Profiles are applied on containers and not on the Docker Engine daemon. If you want to use a profile on the daemon, you can generate and load one by using AppArmor directly. A profile is available in the Docker Engine source repository for the daemon but it is currently not installed with Docker, it has to be loaded manually.

Tutorial

This section is a small tutorial presenting how to create profiles for containers with bane and how to apply them. It will go through the generation of a profile for a Node.js application.

Install AppArmor and bane

Make sure the AppArmor module is installed on your kernel with the command aa-status.
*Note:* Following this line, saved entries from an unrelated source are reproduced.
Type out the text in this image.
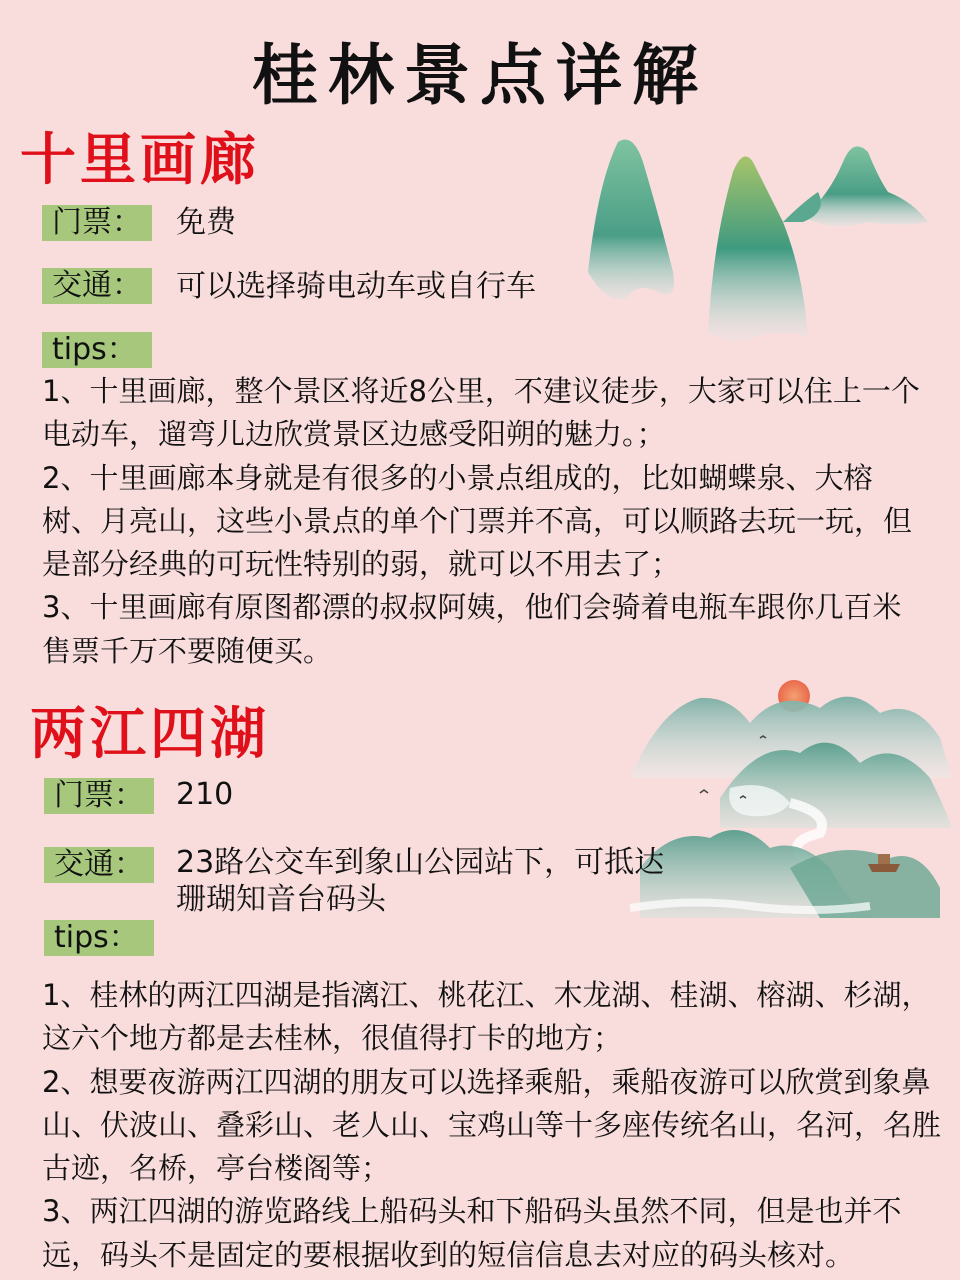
桂林景点详解
十里画廊
门票：	免费
交通：	可以选择骑电动车或自行车
tips：

1、十里画廊，整个景区将近8公里，不建议徒步，大家可以住上一个电动车，遛弯儿边欣赏景区边感受阳朔的魅力。；

2、十里画廊本身就是有很多的小景点组成的，比如蝴蝶泉、大榕树、月亮山，这些小景点的单个门票并不高，可以顺路去玩一玩，但是部分经典的可玩性特别的弱，就可以不用去了；

3、十里画廊有原图都漂的叔叔阿姨，他们会骑着电瓶车跟你几百米售票千万不要随便买。

两江四湖
门票：	210
交通：	23路公交车到象山公园站下，可抵达
珊瑚知音台码头
tips：

1、桂林的两江四湖是指漓江、桃花江、木龙湖、桂湖、榕湖、杉湖，这六个地方都是去桂林，很值得打卡的地方；

2、想要夜游两江四湖的朋友可以选择乘船，乘船夜游可以欣赏到象鼻山、伏波山、叠彩山、老人山、宝鸡山等十多座传统名山，名河，名胜古迹，名桥，亭台楼阁等；

3、两江四湖的游览路线上船码头和下船码头虽然不同，但是也并不远，码头不是固定的要根据收到的短信信息去对应的码头核对。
If not, see distribution-specific instructions on how to install it:

  • It is shipped by default on all Debian-based Linux distributions.
  • Follow the wiki instructions to install it on Archlinux / Manjaro

To install bane, follow the instructions given on the release page of the tool depending on your OS and your computer architecture.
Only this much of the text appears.